Sangamon, Co. (ECWd) –
After several years of attending Chatham board meetings, I have truly never seen anything like this. The citizens have worked tirelessly to find that the municipal bonds that were sold from South Sangamon Water Commission (SSWC) did not reflect the true amount of water that the plant can produce. Bonds were sold representing a facility with 3.3 million gallons/day capacity, but the plant was only built to produce 2.2 million gallons/day, of which the wells can’t provide.
There was speculation that the many changes during the building of the water plant were not reflected or disclosed in the bond documents. The citizens believe this was a misrepresentation and can and should be taken seriously. When the citizens reported this to the Board and inferred “bond fraud”, there was no response. None. Around this time, the Moody ratings were downgraded on South Sangamon Water Commission (SSWC) to Baa1; negative outlook. Still no response from the Village Board. The citizens of Chatham are on the hook for upwards of 53 million in bonds, and if we pull out of the agreement, they can take the money from our real estate taxes.

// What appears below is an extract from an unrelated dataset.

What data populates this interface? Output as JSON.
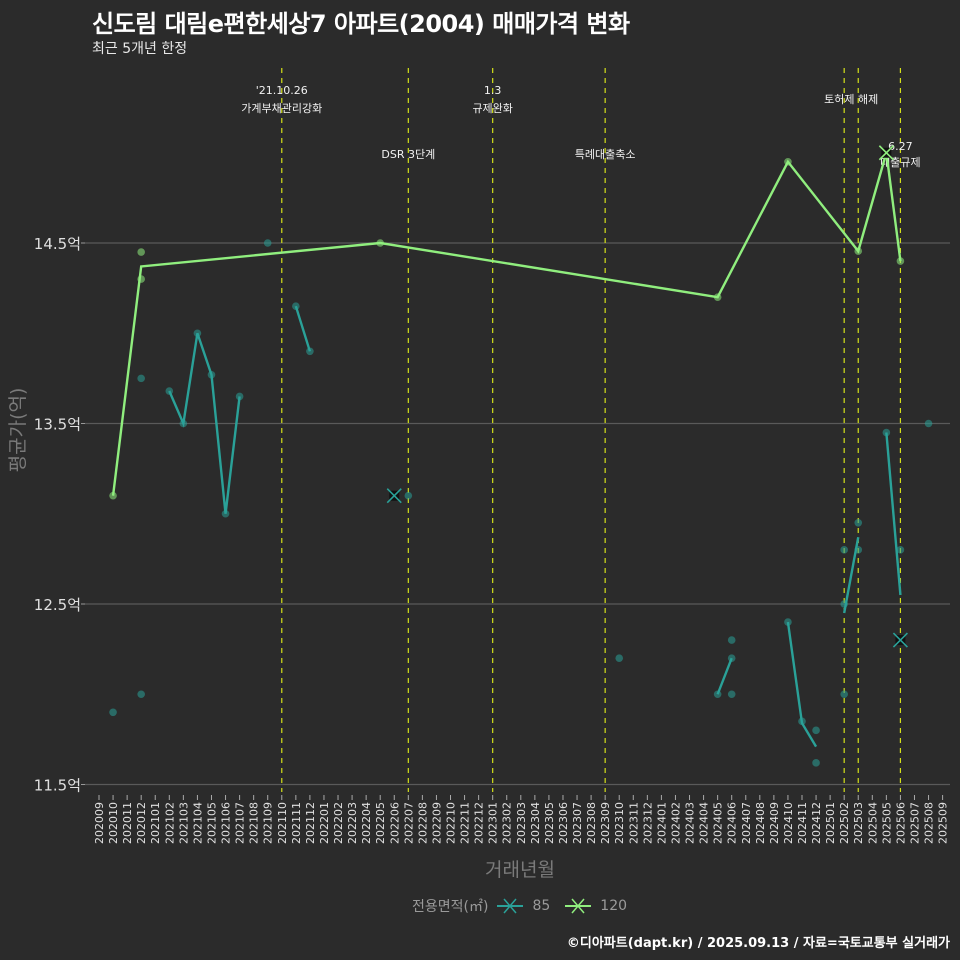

As a side note, the citizens have been arguing for years now to switch back to the previous water supplier, City Water Light & Power (CWLP). The past and current state of the water appears to be the common denominator in which many people are losing hair, having psoriasis or eczema, unexplained health problems such asthma, infections, etc. In addition, they have had to replace water heaters, faucets, refrigerator filters, etc. Let’s just say Chatham, Illinois is a Flint, Michigan on a slower scale.
We have lab data to prove corrosion is occurring. We also have data showing that they have been attempting to correct for corrosion by adding phosphates and changing them or their amount eight times since 2012.
So on to the next fraud. Our fourth water commissioner (the last three stepped down amid conflicts of interest, poor communication, problems at the plant, etc.) stated in his September report to the board that the new fluoride pump has been installed. This is being reported because the original fluoride pump was not sized correctly and has been feeding inconsistent amounts of fluoride since the plant went live on May 10, 2012. At the October SSWC meeting, the question was put forth about the new fluoride pump and if it was installed. The plant manager stated that it has not been installed. The citizens again told the Village Board about the false statement in the commissioner’s report, and again Chatham Village board and Mayor did nothing.
And on to the final fraud. The SSWC monthly reports are online after they approve them at their monthly meetings. A citizen watchdog noticed that the report spreadsheets showing contaminant levels did not have the correct minimum, maximum, and averages. Upon sharing this with the Chatham Village Board and Mayor, the SSWC was directed to look at their reports and “fix” the problems. Very quickly, a “revised” report came out online. It appeared that there was indeed a formula problem and that was corrected. However, in looking at the contaminant daily levels for manganese, the “revised” report showed significantly lower levels of manganese than the original report (not available online). The citizens notified the Chatham Village Board and Mayor of the data errors and explained that data manipulation is unacceptable and this type of misconduct should receive sanctions. Even if it was not a deliberate falsification, it still falls under fraudulent behavior.
We believe that unreliable or inaccurate reporting should not be tolerated. The next meeting had the village engineers stating that “cutting and pasting” problems were to blame. Cutting and pasting problems and formula errors should never be part of a public water supply report.
The Chatham Village Board and SSWC need a lesson on ethics and data integrity. Perhaps they need to look up the meaning of “FRAUD”. It means the wrongful or criminal deception intended to result in a financial or personal gain.
So while the citizens wait for the Securities Exchange Commission and the US EPA Office of Inspector General to investigate these wrongdoings and much more, we wait for our Village Board and the Mayor to right the wrong. So far they have done nothing to help the citizens resolve this serious health crisis.